【ドイツ】特許法改正案、ドイツ連邦参議院で承認

2021年09月

ドイツ連邦参議院(Bundesrat(上院に相当))は、2021年6月25日に特許法改正案(特許法の簡素化及び現代化のための第二次法案)を承認しました。
今後、この法案は大統領による署名を経て法律として公布・施行されます。
尚、下記項目1につきましては、公布の翌日から施行され、2と3につきましては、公布の9か月後から施行される予定です。

主な改正点は以下の通りです。

1.差止による救済の制限
これまで、ドイツでは特許権侵害が認められると、たとえ侵害者が不相当な不利益を被る場合であっても、何ら制限無く差止が認められてきました。
しかし、2016年5月10日、連邦最高裁判所は、特許権者による差止請求権の行使が、特許権者の利益に鑑みても侵害者に対して不相当に苛酷なものとなり、そのため信義に反するものとなるような場合には、差止の延期(猶予期間)が認められるべきであると判示しました(Wärmetauscher事件)。

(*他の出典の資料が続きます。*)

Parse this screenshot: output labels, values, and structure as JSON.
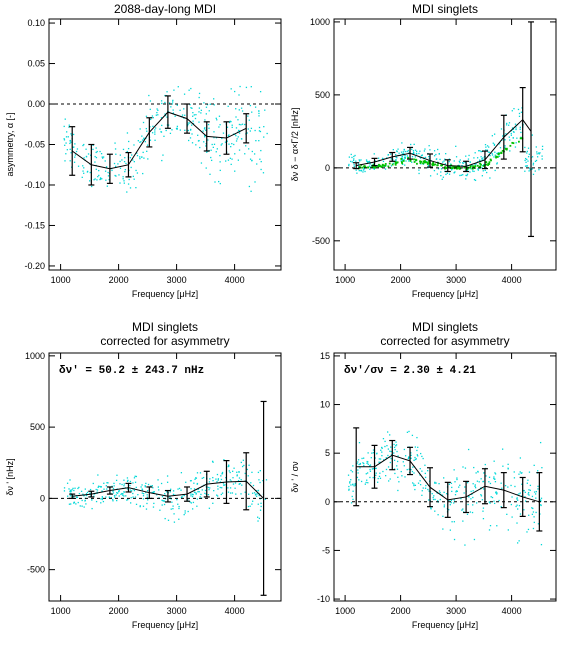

このような背景を受け、今回の改正では、差止が不均衡な結果を生じる場合、すなわち特段の事情により、特許権者と侵害者の利益、及び信義則を考慮すると排他権が正当化されないと認められる限りにおいては、差止による救済が制限されることが明示されました。
また、差止が制限される場合、特許権者は、合理的な額の金銭的補償を要求することができ、この要求は損害賠償請求を妨げない旨の規定が追加されました (第139条(1))。

2.侵害訴訟と無効訴訟のダブルトラック問題への対応
一般論として、ドイツでは侵害訴訟は早期(約1年~1年半)に解決しますが、無効訴訟には時間がかかります。このため、一旦侵害訴訟で差止が認められたものの、その後に特許が無効とされたり、無効訴訟中の訂正によって非侵害に変わったりするという問題がありました。
このような、いわゆるダブルトラック問題への対策の一環として、無効訴訟の被告(特許権者)への訴状送達から6ヶ月以内に、連邦特許裁判所が特許の有効性等に関する予備的な見解書を当事者及び侵害訴訟の裁判所に通知する規定が追加されました(第83条(1))。

3.PCT出願のドイツ国内移行期限の延長
PCT出願のドイツの国内段階への移行期限が、優先日(出願日)から30か月であったところ、欧州特許条約の規定に合わせて、31か月に変更されます。


編集後記:上記改正法案は、大統領による署名を経て、2021年8月17日に法律として公布されました。1の施行日は2021年8月18日、2と3の施行日は2022年5月1日です。